La position de l'Allemagne en matière d'acquisition d'avions de combat est entachée de contradictions. Alors que le SCAF vise à développer des capacités d'armement européennes indépendantes et à contrer la dépendance vis-à-vis des F-35 américains et donc des Etats-Unis, l'Allemagne fait partie des pays européens qui ont acheté ou commandé des F-35 au cours des dernières années. Le géant allemand de l'armement Rheinmetall a obtenu en 2023 le contrat de fabrication de pièces de fuselage pour les exemplaires d'exportation du F-35 et a sécurisé à cet effet une usine à Weeze, dans l'ouest de l'Allemagne, ce qui ouvre de nouvelles possibilités à l'industrie allemande de l'armement, tout en renforçant ses liens avec les Etats-Unis.[12] Les F35 doivent être utilisés par la Bundeswehr, entre autres, pour la « participation nucléaire », dans le cadre de laquelle les avions de combat allemands doivent, en cas de guerre, piloter les bombes nucléaires US stockées à Büchel (Eifel) vers une destination. L'argent que Berlin dépense pour les F-35 manque pour le SCAF. Un échec du programme SCAF serait cependant une grande perte pour la volonté d'indépendance de l'industrie de l'armement : cela signifierait non seulement que le F-35 US-américain pourrait conquérir entièrement le marché européen de l'armement [13], mais aussi, comme le dit une prise de position du SWP, que « de grands efforts communs en matière d'armement en Europe » deviendraient alors « de plus en plus improbables ».[14]

 

[1] Merz et Macron affichent leur unité. handelsblatt.com, 24 juillet 2025.

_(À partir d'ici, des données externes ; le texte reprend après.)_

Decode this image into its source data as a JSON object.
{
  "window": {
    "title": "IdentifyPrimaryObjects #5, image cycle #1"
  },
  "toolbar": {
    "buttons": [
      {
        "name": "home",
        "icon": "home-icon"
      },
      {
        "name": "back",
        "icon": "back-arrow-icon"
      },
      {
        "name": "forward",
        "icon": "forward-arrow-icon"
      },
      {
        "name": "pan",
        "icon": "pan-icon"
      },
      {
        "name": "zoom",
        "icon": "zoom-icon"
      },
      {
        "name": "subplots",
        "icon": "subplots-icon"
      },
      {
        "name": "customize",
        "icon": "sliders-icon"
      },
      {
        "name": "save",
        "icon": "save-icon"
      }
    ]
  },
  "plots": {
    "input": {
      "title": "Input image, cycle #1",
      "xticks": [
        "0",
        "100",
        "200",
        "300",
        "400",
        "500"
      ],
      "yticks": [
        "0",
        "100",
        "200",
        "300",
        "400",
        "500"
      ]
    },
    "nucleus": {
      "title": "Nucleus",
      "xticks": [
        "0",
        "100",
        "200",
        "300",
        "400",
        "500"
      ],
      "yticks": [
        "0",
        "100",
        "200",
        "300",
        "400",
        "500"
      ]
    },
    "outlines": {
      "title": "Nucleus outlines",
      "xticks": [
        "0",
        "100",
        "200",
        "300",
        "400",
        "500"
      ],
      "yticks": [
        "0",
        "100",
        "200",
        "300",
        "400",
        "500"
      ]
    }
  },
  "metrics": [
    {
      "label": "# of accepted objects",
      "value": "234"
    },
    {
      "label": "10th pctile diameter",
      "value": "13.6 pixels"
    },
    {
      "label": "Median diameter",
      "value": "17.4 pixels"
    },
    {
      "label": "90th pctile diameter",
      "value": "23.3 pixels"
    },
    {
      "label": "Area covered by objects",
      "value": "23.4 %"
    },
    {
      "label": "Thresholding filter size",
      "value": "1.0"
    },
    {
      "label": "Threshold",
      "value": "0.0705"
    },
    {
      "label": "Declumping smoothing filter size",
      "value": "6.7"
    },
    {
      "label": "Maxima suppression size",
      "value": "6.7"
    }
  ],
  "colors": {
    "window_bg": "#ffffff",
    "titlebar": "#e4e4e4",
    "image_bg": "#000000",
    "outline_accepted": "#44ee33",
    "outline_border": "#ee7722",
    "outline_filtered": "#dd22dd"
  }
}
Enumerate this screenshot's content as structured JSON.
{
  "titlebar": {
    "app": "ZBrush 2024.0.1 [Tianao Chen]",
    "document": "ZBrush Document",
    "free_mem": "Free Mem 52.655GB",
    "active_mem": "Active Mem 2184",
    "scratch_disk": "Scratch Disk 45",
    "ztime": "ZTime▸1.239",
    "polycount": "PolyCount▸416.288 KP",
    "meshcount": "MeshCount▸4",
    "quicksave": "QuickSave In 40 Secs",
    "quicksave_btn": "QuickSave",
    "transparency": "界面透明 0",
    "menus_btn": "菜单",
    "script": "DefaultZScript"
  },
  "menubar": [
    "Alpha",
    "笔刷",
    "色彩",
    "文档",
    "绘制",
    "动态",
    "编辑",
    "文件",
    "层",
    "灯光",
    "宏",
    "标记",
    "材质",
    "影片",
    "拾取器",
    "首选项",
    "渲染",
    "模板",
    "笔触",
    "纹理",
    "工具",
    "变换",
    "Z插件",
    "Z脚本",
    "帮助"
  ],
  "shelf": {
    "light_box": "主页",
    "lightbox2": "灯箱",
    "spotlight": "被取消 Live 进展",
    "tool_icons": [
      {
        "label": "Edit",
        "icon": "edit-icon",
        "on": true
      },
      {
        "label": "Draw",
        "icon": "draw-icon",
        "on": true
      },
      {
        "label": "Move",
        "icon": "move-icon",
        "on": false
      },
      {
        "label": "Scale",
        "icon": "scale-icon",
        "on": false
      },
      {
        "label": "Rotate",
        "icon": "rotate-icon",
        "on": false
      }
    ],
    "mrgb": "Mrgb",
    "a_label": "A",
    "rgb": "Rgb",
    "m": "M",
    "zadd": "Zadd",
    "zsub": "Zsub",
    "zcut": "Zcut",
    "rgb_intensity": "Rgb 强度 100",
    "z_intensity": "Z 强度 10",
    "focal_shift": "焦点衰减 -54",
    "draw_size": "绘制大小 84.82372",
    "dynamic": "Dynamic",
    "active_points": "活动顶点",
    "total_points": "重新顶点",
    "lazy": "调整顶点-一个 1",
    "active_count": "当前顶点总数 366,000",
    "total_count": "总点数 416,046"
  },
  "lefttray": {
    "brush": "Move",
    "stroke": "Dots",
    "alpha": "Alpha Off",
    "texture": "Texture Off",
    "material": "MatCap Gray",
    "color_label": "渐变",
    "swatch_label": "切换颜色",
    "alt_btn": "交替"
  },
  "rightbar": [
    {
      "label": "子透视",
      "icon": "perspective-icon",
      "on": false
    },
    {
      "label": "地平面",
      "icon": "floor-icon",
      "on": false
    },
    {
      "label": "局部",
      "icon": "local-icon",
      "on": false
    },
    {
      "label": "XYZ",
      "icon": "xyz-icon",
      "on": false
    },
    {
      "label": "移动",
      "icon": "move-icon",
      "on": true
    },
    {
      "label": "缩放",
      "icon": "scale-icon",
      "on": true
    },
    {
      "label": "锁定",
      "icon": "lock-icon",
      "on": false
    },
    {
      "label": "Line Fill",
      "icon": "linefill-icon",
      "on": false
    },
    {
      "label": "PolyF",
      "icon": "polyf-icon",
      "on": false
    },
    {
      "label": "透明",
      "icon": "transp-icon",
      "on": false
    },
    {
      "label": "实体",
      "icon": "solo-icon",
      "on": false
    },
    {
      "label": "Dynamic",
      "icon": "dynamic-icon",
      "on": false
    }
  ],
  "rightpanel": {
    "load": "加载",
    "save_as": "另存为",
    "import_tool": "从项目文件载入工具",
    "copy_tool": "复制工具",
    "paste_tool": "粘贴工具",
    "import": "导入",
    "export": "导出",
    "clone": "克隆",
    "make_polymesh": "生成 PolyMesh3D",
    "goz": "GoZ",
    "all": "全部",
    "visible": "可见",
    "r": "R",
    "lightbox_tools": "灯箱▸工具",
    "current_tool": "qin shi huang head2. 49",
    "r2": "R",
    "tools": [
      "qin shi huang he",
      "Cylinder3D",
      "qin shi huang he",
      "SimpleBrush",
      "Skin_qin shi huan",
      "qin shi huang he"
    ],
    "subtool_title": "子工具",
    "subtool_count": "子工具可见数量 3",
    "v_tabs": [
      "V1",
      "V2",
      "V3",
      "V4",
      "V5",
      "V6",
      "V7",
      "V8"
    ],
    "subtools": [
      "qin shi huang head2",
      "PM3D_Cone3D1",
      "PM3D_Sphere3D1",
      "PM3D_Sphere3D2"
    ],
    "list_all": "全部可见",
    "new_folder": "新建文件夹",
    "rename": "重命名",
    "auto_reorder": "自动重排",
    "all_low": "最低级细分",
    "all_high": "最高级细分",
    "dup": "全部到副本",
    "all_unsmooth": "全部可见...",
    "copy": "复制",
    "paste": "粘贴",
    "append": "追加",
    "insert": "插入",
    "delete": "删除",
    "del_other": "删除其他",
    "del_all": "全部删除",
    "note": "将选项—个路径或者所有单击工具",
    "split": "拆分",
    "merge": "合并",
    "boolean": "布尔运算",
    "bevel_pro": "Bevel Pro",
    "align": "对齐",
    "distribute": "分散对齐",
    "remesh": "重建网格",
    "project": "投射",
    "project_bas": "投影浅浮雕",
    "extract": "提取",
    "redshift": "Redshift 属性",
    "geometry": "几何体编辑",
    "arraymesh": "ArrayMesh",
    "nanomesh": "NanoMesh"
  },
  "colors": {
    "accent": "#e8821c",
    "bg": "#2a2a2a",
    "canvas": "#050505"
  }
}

[2] Chris Lunday, Josh Groeneveld : L'Allemagne envisage d'acheter davantage d'avions de combat F-35 aux États-Unis. politico.eu, 10 juillet 2025.

L'Allemagne n'envisage pas d'acheter de nouveaux avions de combat F-35, selon le ministère de la Défense. reuters.com, 11/07/2025.

[3] Voir à ce sujet Deutscher und europäischer Erfolg.

[4] Voir à ce sujet Milliarden für künftige Kriege.

[5] Airbus et Dassault Aviation s'associent pour le Future Combat Air System. airbus.com, 25/04/205.

[6] Dominic Vogel : Future Combat Air System : Too Big to Fail. SWP-Aktuell n° 98. Berlin, décembre 2020.

[7] Voir à ce sujet Die europäische Cloud.

[8] Voir à ce sujet Deutsche Hybris.

[9] Voir à ce sujet Rivalitäten in der EU-Rüstungsindustrie.

[10] Voir à ce sujet Der High-Tech-Kampfjet der EU.

[11] Voir à ce sujet Das Mittelstreckenwaffenbündnis.

[12] Transfert de haute technologie : Rheinmetall prévoit de construire une usine de fuselage F-35 à la pointe de la technologie à Weeze, en Allemagne. rheinmetall.com 04/07/2025.

[13] Sebastian Sprenger : Airbus informe le législateur français qu'il n'y a pas de « plan B » pour le SCAF. defensenews.com, 18/03/2021.

[14] Dominic Vogel : Future Combat Air System : Too Big to Fail. SWP-Aktuell n° 98. Berlin, décembre 2020.